On Thu, Oct 20, 2016 at 4:21 AM, André Warnier (tomcat) <a...@ice-sa.com>
wrote:

>
> Can you tell us (or remind us) exactly how the browser is sending this
> request for the parameter "JOEL" (with dieraesis on the E) to the server ?
> Is it a part of the query-string of the URL, or is it in the body of a
> POST request ?
>
> The following on-line documentation describes precisely how this should
> work :
> http://tomcat.apache.org/tomcat-8.0-doc/config/ajp.html#Attributes
> (See "URIEncoding", but also "useBodyEncodingForURI", and follow the link
> provided to the same attributes in the HTTP Connector :
> http://tomcat.apache.org/tomcat-8.0-doc/config/http.html#Common_Attributes
> )
>
> So check exactly what you are doing, and if that matches these rules
> somehow.
>
> Personal rant :
> Unfortunately, this is is still a big mess in the HTTP protocol.
> And the people in charge of the design of the protocol missed a golden
> opportunity of cleaning this up in HTTP 2.x and making Unicode/UTF-8 the
> default, instead of clinging to iso-8859-1. Thus condemning all web
> programmers worldwide to another 20 years of obscure bugs and clunky
> work-arounds.
>
> (s) Andr%C3%A9
>
>
The data is being returned by Shibboleth and passed to Tomcat in the body
of an HTTP GET request.

This is by design of the application and there's nothing I can do about it.

As such, my only options for enforcing UTF-8 are by using "URIEncoding"
and/or "useBodyEncodingForURI" as described in the links.

I've done this and it has not had any impact on the problem.

Last night, I found these bits of information:

https://issues.shibboleth.net/jira/browse/SSPCPP-2

My interpretation (and PLEASE tell me if I'm wrong) is, since at least
2007, headers have been locked in to the ISO-8859-1 charset due to specs
that govern how the world wide web is going to work.

This:

https://wiki.shibboleth.net/confluence/display/SHIB2/NativeSPAttributeAccess

goes on to reiterate what the first link says and propose a workaround (see
the Java link at the end of the page)

"Shibboleth attributes are by default UTF-8 encoded. However, depending on
the servlet contaner configuration they are interpreted as ISO-8859-1
values. This causes problems with non-ASCII characters. The solution is to
re-encode attributes, e.g. with:

String value= request.getHeader("givenName");
value= new String( value.getBytes("ISO-8859-1"), "UTF-8");"


Although MY data is delivered as attributes (so I have to use
request.getAttribute("FirstName") )  this works

ISO-8859-1 is the default used by ByteChunk and I've verified it is not
reset/changed to UTF-8 despite having specified it in server.xml per Tomcat
documentation.

I found this:

https://issues.shibboleth.net/jira/browse/SSPCPP-2

which says this problem has been around since at least 2007

Then I found this:

https://wiki.shibboleth.net/confluence/plugins/servlet/mobil
e#content/view/4358180

which suggests the following solution:

String value= request.getHeader("givenName");
value= new String( value.getBytes("ISO-8859-1"), "UTF-8");

I have to get my data via request.getAttribute("key")
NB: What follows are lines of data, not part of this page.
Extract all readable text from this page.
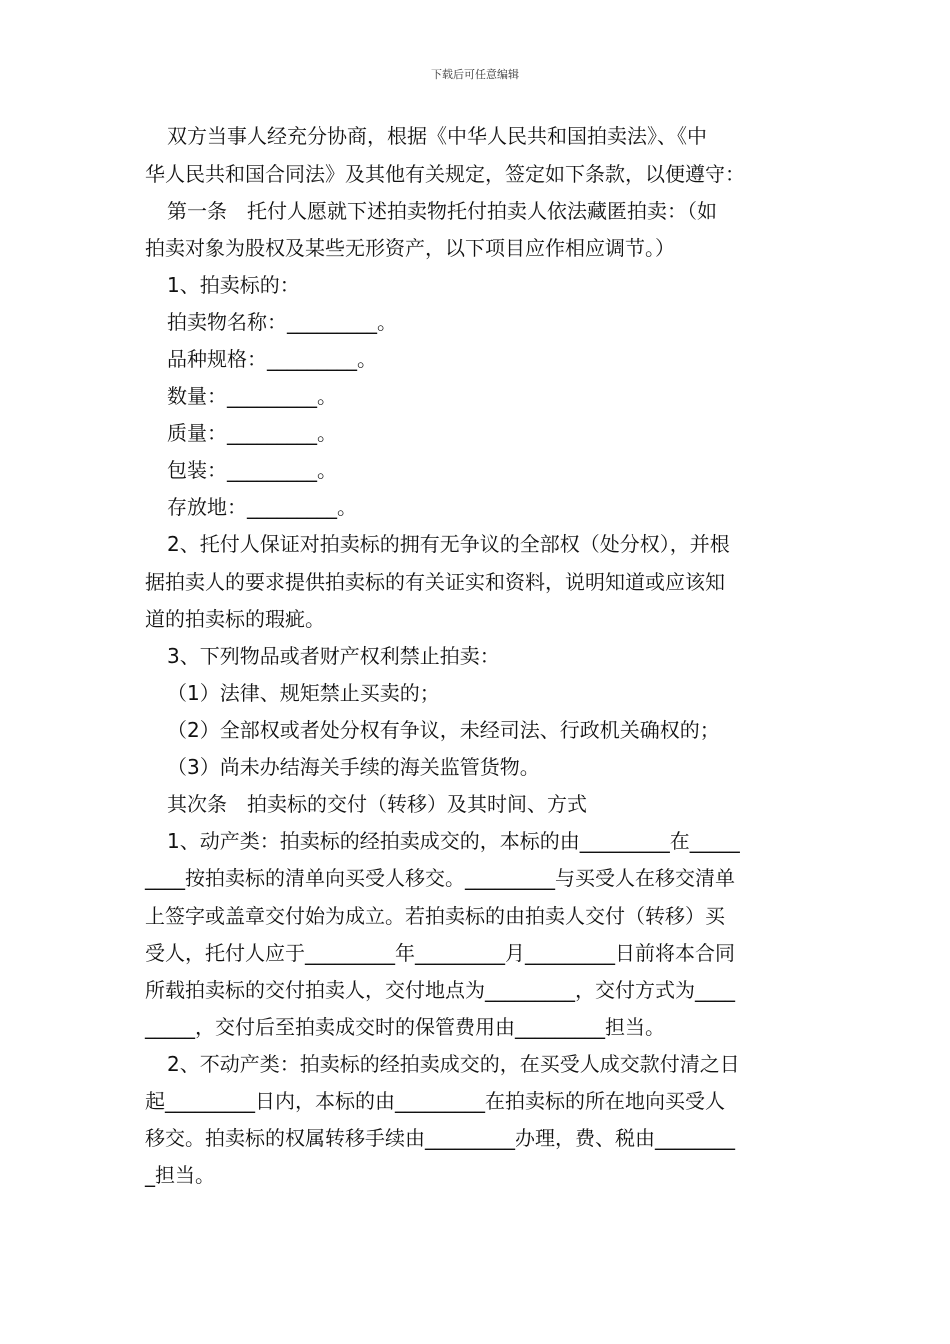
下载后可任意编辑
双方当事人经充分协商，根据《中华人民共和国拍卖法》、《中
华人民共和国合同法》及其他有关规定，签定如下条款，以便遵守：
第一条　托付人愿就下述拍卖物托付拍卖人依法藏匿拍卖：（如
拍卖对象为股权及某些无形资产，以下项目应作相应调节。）
1、拍卖标的：
拍卖物名称：_________。
品种规格：_________。
数量：_________。
质量：_________。
包装：_________。
存放地：_________。
2、托付人保证对拍卖标的拥有无争议的全部权（处分权），并根
据拍卖人的要求提供拍卖标的有关证实和资料，说明知道或应该知
道的拍卖标的瑕疵。
3、下列物品或者财产权利禁止拍卖：
（1）法律、规矩禁止买卖的；
（2）全部权或者处分权有争议，未经司法、行政机关确权的；
（3）尚未办结海关手续的海关监管货物。
其次条　拍卖标的交付（转移）及其时间、方式
1、动产类：拍卖标的经拍卖成交的，本标的由_________在_____
____按拍卖标的清单向买受人移交。_________与买受人在移交清单
上签字或盖章交付始为成立。若拍卖标的由拍卖人交付（转移）买
受人，托付人应于_________年_________月_________日前将本合同
所载拍卖标的交付拍卖人，交付地点为_________，交付方式为____
_____，交付后至拍卖成交时的保管费用由_________担当。
2、不动产类：拍卖标的经拍卖成交的，在买受人成交款付清之日
起_________日内，本标的由_________在拍卖标的所在地向买受人
移交。拍卖标的权属转移手续由_________办理，费、税由________
_担当。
Is the solution appropriate for data delivered as attributes?
I have read the information that says its a dangerous hack and is the main
reason I have not implemented it.

However, given the Shibboleth forum posts and what I've discovered about
ByteChunk seems to cast this in a different light.

Any thoughts, comments would be greatly appreciated.